Office: PSA 429, Phone: 965-6915
Office
hours: 12pm-1pm, T, W, Th, and by appointment.
PREREQUISITES:
MAT 475, or MAT 494 in Mathematical
Biology in fall, 2006, or the
approval of the instructors.
Introduction:
While modern medicine has provided vaccines and antibiotics for most
common viral
and bacterial diseases, many of these microbes still threaten human
health. Bacterial pathogens tend
to evolve resistance to antibiotics, and cheap mass transportation
systems and massive overpopulation
have greatly increased opportunities for new and potentially
fatal viral agents, like SARS virus and
ebola, for which we have developed no effective vaccines, to spread
throughout the world. Global
poverty, which bars much of humanity from effective protection against
even well-known and curable
diseases, also threatens human health in both developing and wealthy
developed nations alike. Even
in the wealthiest nations, where nearly everyone is living longer and
enjoying seemingly unlimited food
and material wealth, we face unprecedented rates of cancer, heart
disease, diabetes and neurological
disorders.
Fortunately, the recent breathtaking and explosive growth in modern
sciences, especially cell biology,
genetics and computer sciences, promises to provide tools with which to
take on the enormous
challenges facing modern medicine. To understand and effectively deal
with diseases of all forms is
clearly a pressing and profound undertaking as the human populations in
developed countries continues
to age, and those in developing countries face increasing
devastation from widespread viral and bacterial
diseases.
In the 1970s and 1980s, hope abounded that a cure for the most common
diseases, especially cancer,
was not far off. However, almost 35 years and hundreds of billions of
dollars—not to mention many
millions of lives—after President Nixon signed the National Cancer Act
into law on December 23, 1971,
we are still far from a complete understanding of even the most
common cancers. Much the same can
be said for HIV disease, although we have witnessed more progress here.
What went wrong? A
possible answer to this difficult question may be the dominant
reductionistic method used in the
conduct of scientific research. Reductionism holds that the nature of
complex entitities can always
be understood by breaking them down into simpler or more fundamental
components. Although this
awareness spurred a great number of advances in medicine, many
recognized that another approach
was needed for complex diseases like cancer. This recognition
sparked a new trend, called holism,
in disease research.

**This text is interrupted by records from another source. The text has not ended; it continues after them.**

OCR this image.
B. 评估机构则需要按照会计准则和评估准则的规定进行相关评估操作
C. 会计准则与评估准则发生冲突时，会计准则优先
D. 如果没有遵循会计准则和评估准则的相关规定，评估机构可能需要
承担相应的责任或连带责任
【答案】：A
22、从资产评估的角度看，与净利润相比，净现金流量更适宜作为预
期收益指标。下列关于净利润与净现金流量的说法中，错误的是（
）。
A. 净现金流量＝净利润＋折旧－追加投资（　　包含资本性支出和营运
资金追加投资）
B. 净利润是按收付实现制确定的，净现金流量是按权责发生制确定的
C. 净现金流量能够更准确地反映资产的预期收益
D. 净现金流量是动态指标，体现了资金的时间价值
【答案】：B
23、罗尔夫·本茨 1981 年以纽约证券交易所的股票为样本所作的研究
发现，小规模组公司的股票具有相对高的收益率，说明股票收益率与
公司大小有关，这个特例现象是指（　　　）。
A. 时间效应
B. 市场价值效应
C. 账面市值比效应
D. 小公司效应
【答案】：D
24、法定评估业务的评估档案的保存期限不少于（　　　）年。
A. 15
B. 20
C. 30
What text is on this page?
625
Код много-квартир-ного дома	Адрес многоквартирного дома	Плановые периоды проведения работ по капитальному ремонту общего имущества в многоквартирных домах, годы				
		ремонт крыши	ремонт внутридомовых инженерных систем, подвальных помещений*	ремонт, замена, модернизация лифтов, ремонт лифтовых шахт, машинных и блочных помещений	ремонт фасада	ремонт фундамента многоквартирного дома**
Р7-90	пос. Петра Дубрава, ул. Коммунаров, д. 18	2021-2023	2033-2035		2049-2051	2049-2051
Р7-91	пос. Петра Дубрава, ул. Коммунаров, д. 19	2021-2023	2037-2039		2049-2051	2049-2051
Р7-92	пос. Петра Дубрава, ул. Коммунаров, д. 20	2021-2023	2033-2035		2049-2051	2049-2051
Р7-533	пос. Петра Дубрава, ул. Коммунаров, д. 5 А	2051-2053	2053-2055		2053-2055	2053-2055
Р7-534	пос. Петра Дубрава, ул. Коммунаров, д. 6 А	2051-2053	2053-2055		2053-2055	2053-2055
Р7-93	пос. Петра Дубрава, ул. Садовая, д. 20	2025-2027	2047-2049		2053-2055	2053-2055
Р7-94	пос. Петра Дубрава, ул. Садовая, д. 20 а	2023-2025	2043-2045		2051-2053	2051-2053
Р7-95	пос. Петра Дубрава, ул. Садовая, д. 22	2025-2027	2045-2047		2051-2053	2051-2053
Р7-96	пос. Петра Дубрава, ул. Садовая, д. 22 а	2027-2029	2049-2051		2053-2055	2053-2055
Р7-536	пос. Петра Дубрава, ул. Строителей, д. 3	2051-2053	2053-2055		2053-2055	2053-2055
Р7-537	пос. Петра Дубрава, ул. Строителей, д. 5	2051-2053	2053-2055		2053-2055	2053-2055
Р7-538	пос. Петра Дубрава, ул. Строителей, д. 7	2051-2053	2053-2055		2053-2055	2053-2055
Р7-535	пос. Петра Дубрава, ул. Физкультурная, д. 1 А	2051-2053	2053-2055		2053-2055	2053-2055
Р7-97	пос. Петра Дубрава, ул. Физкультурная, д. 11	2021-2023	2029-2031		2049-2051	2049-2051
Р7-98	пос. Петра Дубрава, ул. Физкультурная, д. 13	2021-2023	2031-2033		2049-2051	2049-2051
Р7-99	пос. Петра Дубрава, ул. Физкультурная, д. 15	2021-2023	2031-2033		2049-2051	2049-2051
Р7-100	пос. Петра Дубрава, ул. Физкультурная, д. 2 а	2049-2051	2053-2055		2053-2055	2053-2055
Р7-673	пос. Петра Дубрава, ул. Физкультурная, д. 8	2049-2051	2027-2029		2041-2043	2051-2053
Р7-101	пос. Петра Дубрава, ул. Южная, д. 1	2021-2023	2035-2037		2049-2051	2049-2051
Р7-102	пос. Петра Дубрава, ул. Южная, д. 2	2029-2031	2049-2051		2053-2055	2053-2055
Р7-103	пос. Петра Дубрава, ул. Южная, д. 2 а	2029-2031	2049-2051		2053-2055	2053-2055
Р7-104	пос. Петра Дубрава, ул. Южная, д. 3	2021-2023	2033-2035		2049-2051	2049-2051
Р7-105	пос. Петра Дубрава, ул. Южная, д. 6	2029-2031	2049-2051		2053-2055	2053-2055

Holism, contrary to reductionism, takes the view
that the whole can be more
than the sum of its parts, and hence a full understanding can
only be gained in a integrative way.
The holistic view of disease gives birth to the emerging area of
mathematical medicine.
Mathematical medicine is deeply rooted in systems biology and
mathematical ecology. Systems
biology provides a sound scientific framework and structure to the
study of disease, and
mathematical ecology renders proven mathematical models and effective
techniques to simulate
disease progression and evaluate details of reatment efficacy.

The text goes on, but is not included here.